Even though UTF-8 is not an encoding that uses shift characters, the
wide character encoding functions like wcrtomb should check the
mbstate_t object anyway if supplied by the caller.

I'm presenting a use case for why this matters:
(1) I call mbrtowc (or sometimes mbsnrtowcs) to scan a few bytes from
a multibyte string
(2) Then I call wcrtomb with the appropriate offset to the multibyte
string buffer, to "overwrite" or "append to" the end of the buffer.

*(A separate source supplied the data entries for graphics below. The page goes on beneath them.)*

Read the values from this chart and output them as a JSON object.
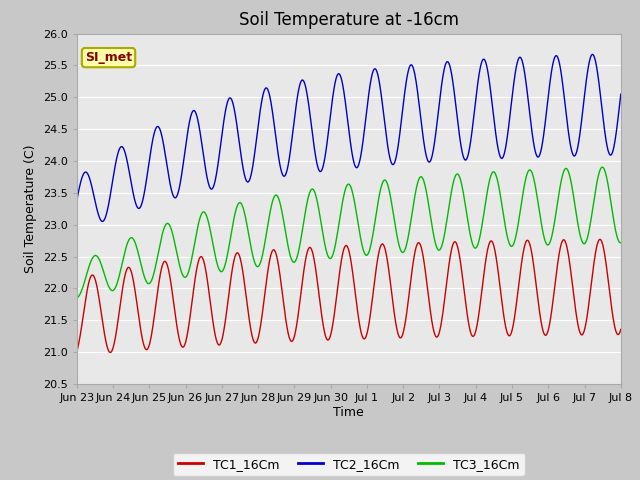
{
  "title": "Soil Temperature at -16cm",
  "xlabel": "Time",
  "ylabel": "Soil Temperature (C)",
  "ylim": [
    20.5,
    26.0
  ],
  "fig_bg_color": "#c8c8c8",
  "plot_bg_color": "#e8e8e8",
  "grid_color": "white",
  "tc1_color": "#cc0000",
  "tc2_color": "#0000cc",
  "tc3_color": "#00bb00",
  "legend_labels": [
    "TC1_16Cm",
    "TC2_16Cm",
    "TC3_16Cm"
  ],
  "annotation_text": "SI_met",
  "annotation_color": "#880000",
  "annotation_bg": "#ffffaa",
  "annotation_border": "#aaaa00",
  "x_tick_labels": [
    "Jun 23",
    "Jun 24",
    "Jun 25",
    "Jun 26",
    "Jun 27",
    "Jun 28",
    "Jun 29",
    "Jun 30",
    "Jul 1",
    "Jul 2",
    "Jul 3",
    "Jul 4",
    "Jul 5",
    "Jul 6",
    "Jul 7",
    "Jul 8"
  ],
  "title_fontsize": 12,
  "axis_label_fontsize": 9,
  "tick_fontsize": 8,
  "legend_fontsize": 9
}
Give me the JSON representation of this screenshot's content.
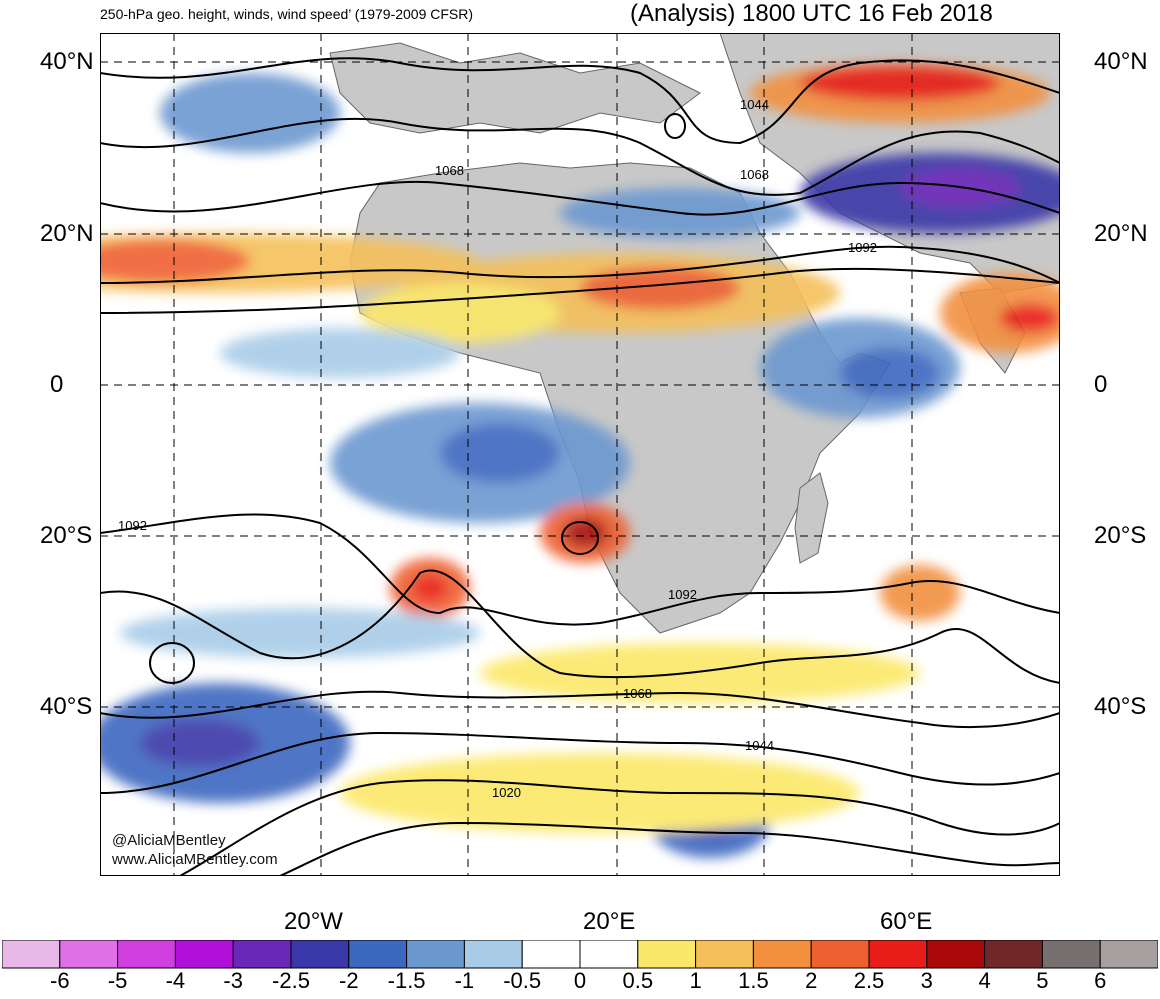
{
  "header": {
    "title_left": "250-hPa geo. height, winds, wind speed’ (1979-2009 CFSR)",
    "title_right": "(Analysis) 1800 UTC 16 Feb 2018"
  },
  "map": {
    "lat_labels": [
      "40°N",
      "20°N",
      "0",
      "20°S",
      "40°S"
    ],
    "lon_labels": [
      "20°W",
      "20°E",
      "60°E"
    ],
    "contour_labels": [
      "1044",
      "1068",
      "1068",
      "1092",
      "1092",
      "1092",
      "1068",
      "1044",
      "1020"
    ],
    "credit_handle": "@AliciaMBentley",
    "credit_site": "www.AliciaMBentley.com",
    "colors": {
      "land": "#c8c8c8",
      "contour": "#000000",
      "grid": "#000000"
    }
  },
  "colorbar": {
    "labels": [
      "-6",
      "-5",
      "-4",
      "-3",
      "-2.5",
      "-2",
      "-1.5",
      "-1",
      "-0.5",
      "0",
      "0.5",
      "1",
      "1.5",
      "2",
      "2.5",
      "3",
      "4",
      "5",
      "6"
    ],
    "colors": [
      "#e8b8e8",
      "#e070e8",
      "#d040e0",
      "#b010d8",
      "#6a28b8",
      "#3a38a8",
      "#3c68c0",
      "#6c98d0",
      "#a8cce8",
      "#ffffff",
      "#ffffff",
      "#fce868",
      "#f5c05a",
      "#f29040",
      "#ef6030",
      "#e81c18",
      "#a80808",
      "#702828",
      "#787070",
      "#a8a0a0"
    ]
  }
}
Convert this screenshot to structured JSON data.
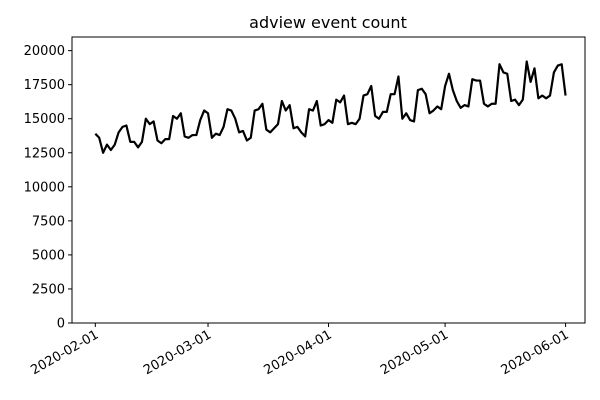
{
  "chart_data": {
    "type": "line",
    "title": "adview event count",
    "xlabel": "",
    "ylabel": "",
    "x_start": "2020-02-01",
    "x_end": "2020-06-01",
    "xlim": [
      "2020-01-26",
      "2020-06-06"
    ],
    "ylim": [
      0,
      21000
    ],
    "x_ticks": [
      {
        "date": "2020-02-01",
        "label": "2020-02-01"
      },
      {
        "date": "2020-03-01",
        "label": "2020-03-01"
      },
      {
        "date": "2020-04-01",
        "label": "2020-04-01"
      },
      {
        "date": "2020-05-01",
        "label": "2020-05-01"
      },
      {
        "date": "2020-06-01",
        "label": "2020-06-01"
      }
    ],
    "y_ticks": [
      0,
      2500,
      5000,
      7500,
      10000,
      12500,
      15000,
      17500,
      20000
    ],
    "grid": false,
    "series": [
      {
        "name": "",
        "color": "#000000",
        "values": [
          13900,
          13600,
          12500,
          13100,
          12700,
          13100,
          14000,
          14400,
          14500,
          13300,
          13300,
          12900,
          13300,
          15000,
          14600,
          14800,
          13400,
          13200,
          13500,
          13500,
          15200,
          15000,
          15400,
          13700,
          13600,
          13800,
          13800,
          14900,
          15600,
          15400,
          13600,
          13900,
          13800,
          14400,
          15700,
          15600,
          15000,
          14000,
          14100,
          13400,
          13600,
          15600,
          15700,
          16100,
          14200,
          14000,
          14300,
          14600,
          16300,
          15600,
          16000,
          14300,
          14400,
          14000,
          13700,
          15700,
          15600,
          16300,
          14500,
          14600,
          14900,
          14700,
          16400,
          16200,
          16700,
          14600,
          14700,
          14600,
          15000,
          16700,
          16800,
          17400,
          15200,
          15000,
          15500,
          15500,
          16800,
          16800,
          18100,
          15000,
          15400,
          14900,
          14800,
          17100,
          17200,
          16800,
          15400,
          15600,
          15900,
          15700,
          17400,
          18300,
          17100,
          16300,
          15800,
          16000,
          15900,
          17900,
          17800,
          17800,
          16100,
          15900,
          16100,
          16100,
          19000,
          18400,
          18300,
          16300,
          16400,
          16000,
          16400,
          19200,
          17700,
          18700,
          16500,
          16700,
          16500,
          16700,
          18400,
          18900,
          19000,
          16700
        ]
      }
    ]
  }
}
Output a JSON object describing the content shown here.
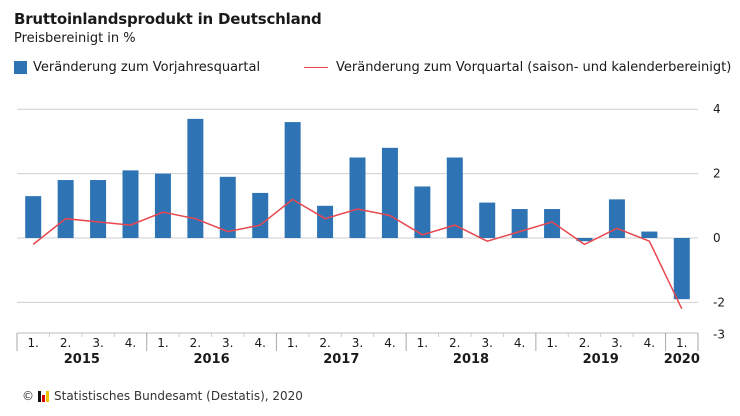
{
  "chart_data": {
    "type": "bar",
    "title": "Bruttoinlandsprodukt in Deutschland",
    "subtitle": "Preisbereinigt in %",
    "xlabel": "",
    "ylabel": "",
    "ylim": [
      -3,
      4
    ],
    "yticks": [
      4,
      2,
      0,
      -2,
      -3
    ],
    "grid": true,
    "legend_position": "top",
    "categories": [
      "1.",
      "2.",
      "3.",
      "4.",
      "1.",
      "2.",
      "3.",
      "4.",
      "1.",
      "2.",
      "3.",
      "4.",
      "1.",
      "2.",
      "3.",
      "4.",
      "1.",
      "2.",
      "3.",
      "4.",
      "1."
    ],
    "groups": [
      {
        "label": "2015",
        "count": 4
      },
      {
        "label": "2016",
        "count": 4
      },
      {
        "label": "2017",
        "count": 4
      },
      {
        "label": "2018",
        "count": 4
      },
      {
        "label": "2019",
        "count": 4
      },
      {
        "label": "2020",
        "count": 1
      }
    ],
    "series": [
      {
        "name": "Veränderung zum Vorjahresquartal",
        "type": "bar",
        "color": "#2e74b5",
        "values": [
          1.3,
          1.8,
          1.8,
          2.1,
          2.0,
          3.7,
          1.9,
          1.4,
          3.6,
          1.0,
          2.5,
          2.8,
          1.6,
          2.5,
          1.1,
          0.9,
          0.9,
          -0.1,
          1.2,
          0.2,
          -1.9
        ]
      },
      {
        "name": "Veränderung zum Vorquartal (saison- und kalenderbereinigt)",
        "type": "line",
        "color": "#e8474f",
        "values": [
          -0.2,
          0.6,
          0.5,
          0.4,
          0.8,
          0.6,
          0.2,
          0.4,
          1.2,
          0.6,
          0.9,
          0.7,
          0.1,
          0.4,
          -0.1,
          0.2,
          0.5,
          -0.2,
          0.3,
          -0.1,
          -2.2
        ]
      }
    ]
  },
  "footer": {
    "copyright": "©",
    "source": "Statistisches Bundesamt (Destatis), 2020"
  }
}
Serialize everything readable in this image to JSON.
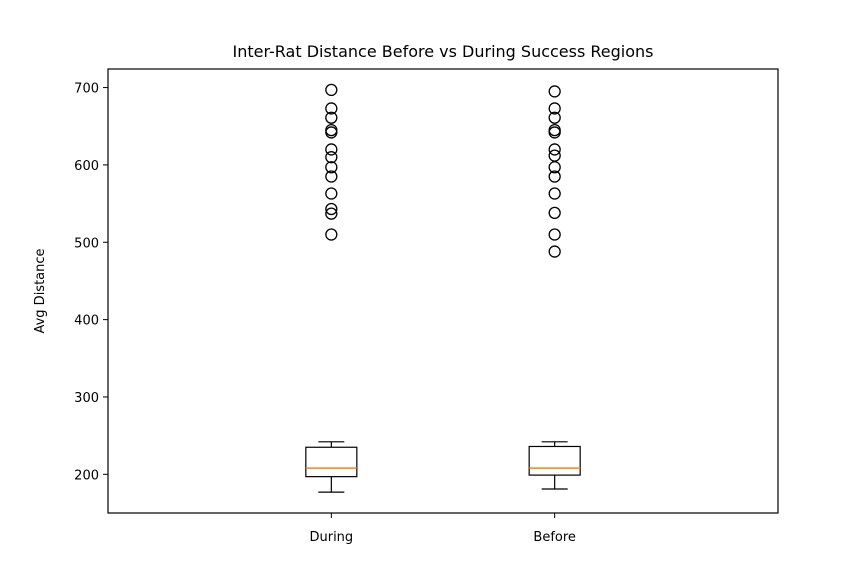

In this case, the mbstate_t object after the mbrtowc call might
contain an incomplete UTF-8 sequence. When writing a new character
through wcrtomb, I should be able to tell if appending a character
would cause the string to become ill-formed. If the mbstate_t object
is ignored when calling wcrtomb, then it can mask out an error. (An
incomplete sequence during mbrtowc does not set errno=EILSEQ, but
writing a new sequence right after the incomplete one should make that
incomplete sequence _invalid_, and thus it should have an EILSEQ
error.)

This is an example code:

```c
#include <limits.h>
#include <locale.h>
#include <stdio.h>
#include <string.h>
#include <wchar.h>

int main(void) {
    // Preloaded character: U+306B Hiragana Letter Ni
    char buf[256] = "\xE3\x81\xAB";

    setlocale(LC_ALL, "en_US.UTF-8");

    mbstate_t state;
    memset(&state, 0, sizeof(state));
    wchar_t wc = 0;
    size_t len = mbrtowc(&wc, buf, 2, &state);
    printf("%zu %04x\n", len, (unsigned int)wc);

    wc = (wchar_t)0;
    len = wcrtomb(&buf[2], wc, &state);
    printf("%zu\n", len);
}
```

Actual result (with musl libc 1.2.5 on Arch Linux x86-64):

```text
18446744073709551614 0000
1
```

Expected result:

```text
18446744073709551614 0000
18446744073709551615
```

Note: It is _allowed_ in the C standard to reuse an mbstate_t object
across different multibyte conversion functions. It is _not an
undefined behavior_ when the mbstate_t object is used for the _same
string_ in the _same locale_, and thus the example code above should
be a valid use.

When I tested the code in macOS 15.4, it demonstrated the expected behavior.
But both glibc and musl libc seem to have the bug.